4.14 The Committee agreed that the uncertainty regarding the relative clinical effectiveness and the assumptions that had to be included in the additional economic analysis did not support the clinical and cost effectiveness of the use of rituximab in combination with chlorambucil. The Committee was therefore not persuaded that it could recommend rituximab in combination with chlorambucil as a cost-effective use of NHS resources. The Committee noted that the group of patients who are not suitable for a regimen of fludarabine in combination with cyclophosphamide, and who might therefore be treated with rituximab in combination with chlorambucil, would include a high proportion of people with poor performance status or comorbidities. The Committee considered whether the equalities legislation and the requirement for fairness meant that it should make a positive recommendation for rituximab in combination with chlorambucil for this group. However the Committee noted that a negative recommendation for rituximab in combination with chlorambucil did not appear to have an impact on any group protected by the equalities legislation. It is not obvious that there is a clear correlation between the comorbidity factors which rendered this patient group unsuitable for certain chemotherapies and 'disability' as defined in the Disability Discrimination Act 1995. The Committee could not be satisfied that a negative recommendation of rituximab in combination with chlorambucil represented less favourable treatment or loss of benefit, given the lack of clear evidence as to the relative clinical effectiveness of rituximab in combination with chlorambucil in this particular patient group. Given the lack of evidence for both the clinical and cost effectiveness of this combination, the Committee could not justify a positive recommendation of rituximab in combination with chlorambucil.

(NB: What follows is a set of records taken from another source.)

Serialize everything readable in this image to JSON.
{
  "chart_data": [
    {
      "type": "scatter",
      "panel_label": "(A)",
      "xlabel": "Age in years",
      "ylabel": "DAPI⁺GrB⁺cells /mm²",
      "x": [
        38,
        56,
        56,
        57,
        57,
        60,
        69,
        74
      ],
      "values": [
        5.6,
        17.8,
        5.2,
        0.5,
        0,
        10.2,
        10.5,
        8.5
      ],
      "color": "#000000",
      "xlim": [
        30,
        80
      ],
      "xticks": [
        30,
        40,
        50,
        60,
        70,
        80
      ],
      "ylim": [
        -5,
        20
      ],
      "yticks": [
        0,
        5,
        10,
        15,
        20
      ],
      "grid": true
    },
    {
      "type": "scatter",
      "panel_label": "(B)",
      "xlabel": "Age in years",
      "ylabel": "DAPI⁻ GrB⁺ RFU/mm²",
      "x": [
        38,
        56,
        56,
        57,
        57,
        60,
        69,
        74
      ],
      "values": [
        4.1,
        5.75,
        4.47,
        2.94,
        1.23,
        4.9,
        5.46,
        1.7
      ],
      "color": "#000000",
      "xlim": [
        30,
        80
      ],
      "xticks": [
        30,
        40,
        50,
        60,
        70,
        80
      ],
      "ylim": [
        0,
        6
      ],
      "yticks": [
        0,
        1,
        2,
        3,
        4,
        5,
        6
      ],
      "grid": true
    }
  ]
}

4.15 The Committee was aware that new data on the combination of rituximab with chlorambucil in chronic lymphocytic leukaemia would soon be available. It considered that even though this was not a comparative trial, the data could potentially provide more certain estimates of cost effectiveness of rituximab in combination with chlorambucil. The Committee therefore agreed that the current guidance should be reviewed when all data from the ongoing trial become available.